Other lifesaving actions might incorporate strategies from the business world such as excellent customer service, convenient hours and locations, and aggressive marketing of available pets through advertising, media outreach and anything else that works to get dogs and cats out of shelters and into good homes.
Kate Hurley, DVM, MPVM, and director of the Koret Shelter Medicine Program at UC Davis, would like to see the shelter world, including its veterinarians, use more of the language and strategies of the business world. After all, she says, “If we keep animals from getting ill in a shelter, but then they die because there’s no home for them, we really haven’t succeeded.”
Hurley has taken heat for that view. “I’ve been criticized for using the language of merchandising in describing strategies for homeless animal management,” she says. “I want to be clear that I place a far higher value on homeless animals than I do on groceries, and I want us to use all the tools we have to serve them to the very best of our ability. We’ve spent a lot of energy in this society studying how to move merchandise effectively. We need to pay that kind of attention to finding options for homeless animals. Applying that intelligence and that analysis and that discipline to managing animal populations is really more compassionate than refusing to bring some rationality to it.”

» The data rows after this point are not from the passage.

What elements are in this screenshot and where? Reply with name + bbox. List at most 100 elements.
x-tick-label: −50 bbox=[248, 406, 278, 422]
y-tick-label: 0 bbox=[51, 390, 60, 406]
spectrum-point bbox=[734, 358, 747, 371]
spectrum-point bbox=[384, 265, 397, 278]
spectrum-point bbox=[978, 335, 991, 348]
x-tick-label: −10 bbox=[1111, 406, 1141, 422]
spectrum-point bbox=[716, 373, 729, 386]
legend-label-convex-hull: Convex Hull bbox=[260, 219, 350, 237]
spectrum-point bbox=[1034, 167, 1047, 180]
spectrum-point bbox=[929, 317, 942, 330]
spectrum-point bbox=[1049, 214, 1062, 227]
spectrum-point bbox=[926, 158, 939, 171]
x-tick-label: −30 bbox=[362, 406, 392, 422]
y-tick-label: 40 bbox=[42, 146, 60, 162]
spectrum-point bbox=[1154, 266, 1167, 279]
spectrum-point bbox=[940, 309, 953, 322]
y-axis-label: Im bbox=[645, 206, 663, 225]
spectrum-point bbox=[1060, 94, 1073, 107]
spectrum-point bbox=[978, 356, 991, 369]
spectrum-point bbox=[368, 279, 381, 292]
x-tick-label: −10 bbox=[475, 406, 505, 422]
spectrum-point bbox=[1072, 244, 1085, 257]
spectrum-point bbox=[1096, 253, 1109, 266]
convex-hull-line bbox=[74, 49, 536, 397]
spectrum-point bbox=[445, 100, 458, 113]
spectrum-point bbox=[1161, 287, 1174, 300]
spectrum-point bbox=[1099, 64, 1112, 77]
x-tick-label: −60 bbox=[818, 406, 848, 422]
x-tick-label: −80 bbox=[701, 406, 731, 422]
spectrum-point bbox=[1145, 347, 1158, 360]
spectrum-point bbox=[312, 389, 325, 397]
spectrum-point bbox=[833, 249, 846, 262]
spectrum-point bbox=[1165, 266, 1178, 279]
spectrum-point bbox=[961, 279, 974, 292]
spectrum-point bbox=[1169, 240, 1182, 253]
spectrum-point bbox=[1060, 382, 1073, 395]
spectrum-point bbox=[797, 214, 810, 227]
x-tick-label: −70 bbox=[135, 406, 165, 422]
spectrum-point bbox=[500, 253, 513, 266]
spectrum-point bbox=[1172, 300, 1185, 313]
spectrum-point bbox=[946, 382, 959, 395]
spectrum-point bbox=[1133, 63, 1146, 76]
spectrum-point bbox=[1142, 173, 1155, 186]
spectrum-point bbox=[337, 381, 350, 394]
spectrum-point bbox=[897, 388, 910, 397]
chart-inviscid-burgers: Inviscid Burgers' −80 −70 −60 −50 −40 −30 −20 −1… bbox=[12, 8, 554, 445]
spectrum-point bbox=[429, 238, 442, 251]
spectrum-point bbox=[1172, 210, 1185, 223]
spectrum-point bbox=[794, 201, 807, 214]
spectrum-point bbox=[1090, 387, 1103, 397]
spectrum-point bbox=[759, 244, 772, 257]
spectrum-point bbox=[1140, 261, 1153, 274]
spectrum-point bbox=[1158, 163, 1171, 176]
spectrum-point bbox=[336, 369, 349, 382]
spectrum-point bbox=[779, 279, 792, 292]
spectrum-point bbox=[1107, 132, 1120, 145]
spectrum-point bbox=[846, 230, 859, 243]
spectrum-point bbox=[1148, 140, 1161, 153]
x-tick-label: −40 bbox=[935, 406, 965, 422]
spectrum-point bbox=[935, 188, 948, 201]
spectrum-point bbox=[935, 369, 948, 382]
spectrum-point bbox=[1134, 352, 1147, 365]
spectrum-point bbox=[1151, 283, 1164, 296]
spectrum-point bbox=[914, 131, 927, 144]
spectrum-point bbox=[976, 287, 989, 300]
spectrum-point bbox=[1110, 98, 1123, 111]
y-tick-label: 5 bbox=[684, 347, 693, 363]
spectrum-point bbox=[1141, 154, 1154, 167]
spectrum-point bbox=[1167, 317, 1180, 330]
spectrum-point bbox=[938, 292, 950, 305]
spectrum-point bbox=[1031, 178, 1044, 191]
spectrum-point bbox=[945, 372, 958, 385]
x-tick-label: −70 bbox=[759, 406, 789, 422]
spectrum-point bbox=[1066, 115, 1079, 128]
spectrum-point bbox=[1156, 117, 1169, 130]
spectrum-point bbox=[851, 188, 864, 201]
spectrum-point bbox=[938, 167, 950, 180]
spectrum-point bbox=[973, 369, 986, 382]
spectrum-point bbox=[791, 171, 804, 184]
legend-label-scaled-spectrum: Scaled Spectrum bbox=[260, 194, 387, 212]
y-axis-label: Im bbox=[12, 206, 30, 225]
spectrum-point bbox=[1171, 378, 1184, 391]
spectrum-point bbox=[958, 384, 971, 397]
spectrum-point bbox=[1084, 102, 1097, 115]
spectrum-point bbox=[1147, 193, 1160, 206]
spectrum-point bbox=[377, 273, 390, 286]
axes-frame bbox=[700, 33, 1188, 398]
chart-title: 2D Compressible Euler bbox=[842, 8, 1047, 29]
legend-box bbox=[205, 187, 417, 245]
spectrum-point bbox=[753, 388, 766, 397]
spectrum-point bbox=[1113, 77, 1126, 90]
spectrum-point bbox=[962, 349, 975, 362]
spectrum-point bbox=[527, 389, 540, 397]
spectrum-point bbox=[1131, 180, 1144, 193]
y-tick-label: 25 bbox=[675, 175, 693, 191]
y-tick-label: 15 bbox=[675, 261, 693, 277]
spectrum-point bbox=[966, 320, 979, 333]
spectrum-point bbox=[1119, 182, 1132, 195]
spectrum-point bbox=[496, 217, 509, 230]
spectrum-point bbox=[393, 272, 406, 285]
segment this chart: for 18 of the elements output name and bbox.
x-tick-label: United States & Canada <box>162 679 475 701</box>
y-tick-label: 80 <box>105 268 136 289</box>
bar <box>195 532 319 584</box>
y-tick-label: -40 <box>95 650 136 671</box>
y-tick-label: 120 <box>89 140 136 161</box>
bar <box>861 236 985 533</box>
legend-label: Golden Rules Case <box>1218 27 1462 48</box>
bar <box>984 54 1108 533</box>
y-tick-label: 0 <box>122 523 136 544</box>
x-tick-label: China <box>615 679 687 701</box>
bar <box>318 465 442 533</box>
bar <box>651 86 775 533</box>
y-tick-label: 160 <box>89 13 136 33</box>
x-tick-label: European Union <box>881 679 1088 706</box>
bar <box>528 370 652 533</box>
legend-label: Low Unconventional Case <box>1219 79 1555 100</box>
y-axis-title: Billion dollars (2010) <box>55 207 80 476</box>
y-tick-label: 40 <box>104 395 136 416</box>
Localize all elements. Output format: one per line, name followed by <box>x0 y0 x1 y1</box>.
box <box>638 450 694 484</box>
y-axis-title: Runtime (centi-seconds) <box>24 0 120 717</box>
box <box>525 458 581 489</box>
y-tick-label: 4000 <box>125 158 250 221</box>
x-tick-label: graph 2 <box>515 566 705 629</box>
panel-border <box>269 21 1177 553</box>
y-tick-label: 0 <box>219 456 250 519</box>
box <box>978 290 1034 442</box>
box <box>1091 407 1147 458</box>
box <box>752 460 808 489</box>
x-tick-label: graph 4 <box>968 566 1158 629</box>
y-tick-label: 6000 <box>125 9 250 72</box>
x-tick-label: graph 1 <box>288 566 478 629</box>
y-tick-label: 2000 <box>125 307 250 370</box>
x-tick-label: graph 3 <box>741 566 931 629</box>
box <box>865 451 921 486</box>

Hurley’s prescription for no-kill success is a now-familiar list of programs used in San Francisco, Washoe County and elsewhere. But moving animals safely and rapidly through the shelter system isn’t her only goal. Hurley wants to see communities work toward options that keep homeless pets out of the shelter system entirely, like home-based rescue groups and foster homes. “No one could believe in no-kill more than I do,” she says. “But a very expensive and relatively unsuccessful part of this equation is putting animals in shelters and then trying to get them out healthy, sane and alive. When you’re talking about no-kill, by the time you’re deciding whether or not to kill the animal who is in your shelter, you’ve already lost nine-tenths of the battle—and it was the nine-tenths that was easiest to win.”
It’s a lesson not lost on successful nokill communities. The Nevada Humane Society operates a pet help desk that gives training and behavior advice as well as support to people struggling with foreclosure and job loss to help them keep their family pets. They even have programs that help with pet food and veterinary costs. It could be considered one of the secrets to their success, except, of course, it’s no secret; Bonney Brown brought it with her from her days at Best Friends, which still maintains a national pet help desk of its own.
Impossible or Inevitable?
Nathan Winograd is a former prosecuting attorney who served as director of operations for the SF/SPCA under Avanzino. He went on to serve as director of the Tompkins County SPCA, the region’s open-admission animal control facility, during its transition to nokill. He’s also the author of Redemption: The Myth of Pet Over-Population and the No-Kill Revolution in America, a book that galvanized the no-kill movement when it was released in 2007, and the recently published Irreconcilable Differences.